The key insight to solving this problem efficiently is to understand that we don't actually need to generate or check all possible partitions directly. We can determine the number of good partitions by finding the number of disjoint segments the array can be divided into, where the last occurrence of any element within a segment is within that segment itself.

The last dictionary is used to store the last index where each number appears in the array.

max_reach keeps track of the furthest index we can reach based on the last occurrences of elements we've seen so far.

If max_reach is equal to i, it means that all elements from the beginning of the current segment (implicitly defined) to index i have their last occurrences within this segment. Thus, we can make a cut (partition) at this index. The number of such cuts determines how many independent segments we have.
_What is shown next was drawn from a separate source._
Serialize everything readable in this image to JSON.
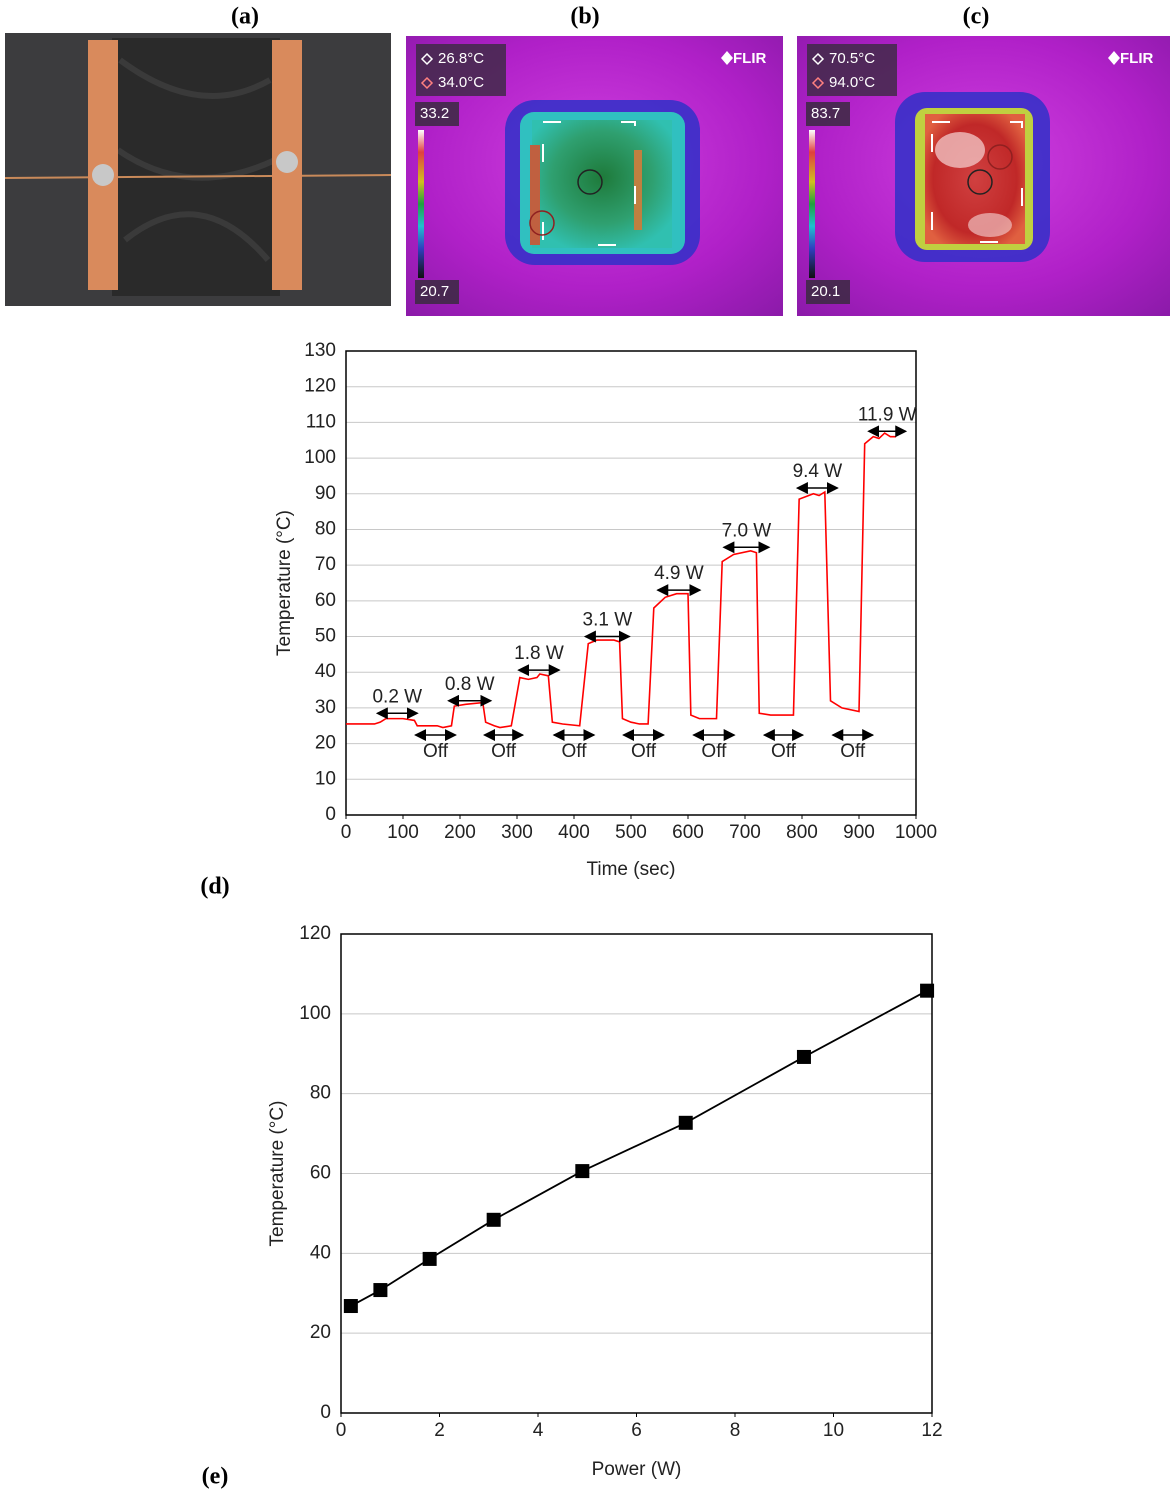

If the array can be divided into k such segments, the number of good partitions is 2**(k-1). This is because each of the k-1 boundaries between the segments can either be a partition or not, giving us 2 choices for each boundary.

Edge Cases:

If count is 0, it means max_reach never equals i. Thus, the whole array represents a single segment, and there is only 1 good partition (the array itself).
Modulo operation is used to keep the result within the constraints.

Time Complexity: O(n), where n is the length of the input array. This is because we iterate through the array once to populate the last dictionary and once more to determine the number of segments.

Space Complexity: O(n) in the worst case, where n is the number of unique elements in the input array. This space is used by the last dictionary to store the last occurrence of each unique element.

Solution

Brute Force Approach

def is_good_partition_brute_force(nums):
    def get_partitions(arr):
        if not arr:
            return [[]]
        
        first = arr[0]
        rest = arr[1:]
        
        partitions = []
        for i in range(1, len(arr) + 1):
            first_subarray = arr[:i]
            remaining_arr = arr[i:]
            for sub_partition in get_partitions(remaining_arr):
                partitions.append([first_subarray] + sub_partition)
        return partitions

    def check_good(partition):
        subarray_lengths = [len(sub_array) for sub_array in partition]
        return len(subarray_lengths) == len(set(subarray_lengths))

    all_partitions = get_partitions(nums)
    count = 0
    for partition in all_partitions:
        if check_good(partition):
            count += 1
    return count

Time Complexity: O(2ⁿ * n), where n is the length of the input array, because there are exponentially many partitions and checking if a partition is good takes O(n) time.

Space Complexity: O(n), primarily due to the recursion depth and storage of subarrays.

Optimal Approach

def solve():
    def goodPartitions(nums):
        n = len(nums)
        last = {}
        for i, num in enumerate(nums):
            last[num] = i

        count = 0
        max_reach = 0
        for i in range(n):
            max_reach = max(max_reach, last[nums[i]])
            if max_reach == i:
                count += 1
        
        if count == 0:
            return 1

        ans = pow(2, count - 1, 10**9 + 7)
        return ans
    
    return goodPartitions

nums1 = [1,2,3,4]
nums2 = [1,1,1,1]
nums3 = [1,2,1,3]

solution = solve()

print(f"Good partitions for {nums1}: {solution(nums1)}")
print(f"Good partitions for {nums2}: {solution(nums2)}")
print(f"Good partitions for {nums3}: {solution(nums3)}")

Explanation:

The last dictionary is used to store the last index where each number appears in the array.

max_reach keeps track of the furthest index we can reach based on the last occurrences of elements we've seen so far.

Edge Cases:

If count is 0, it means max_reach never equals i. Thus, the whole array represents a single segment, and there is only 1 good partition (the array itself).
Modulo operation is used to keep the result within the constraints.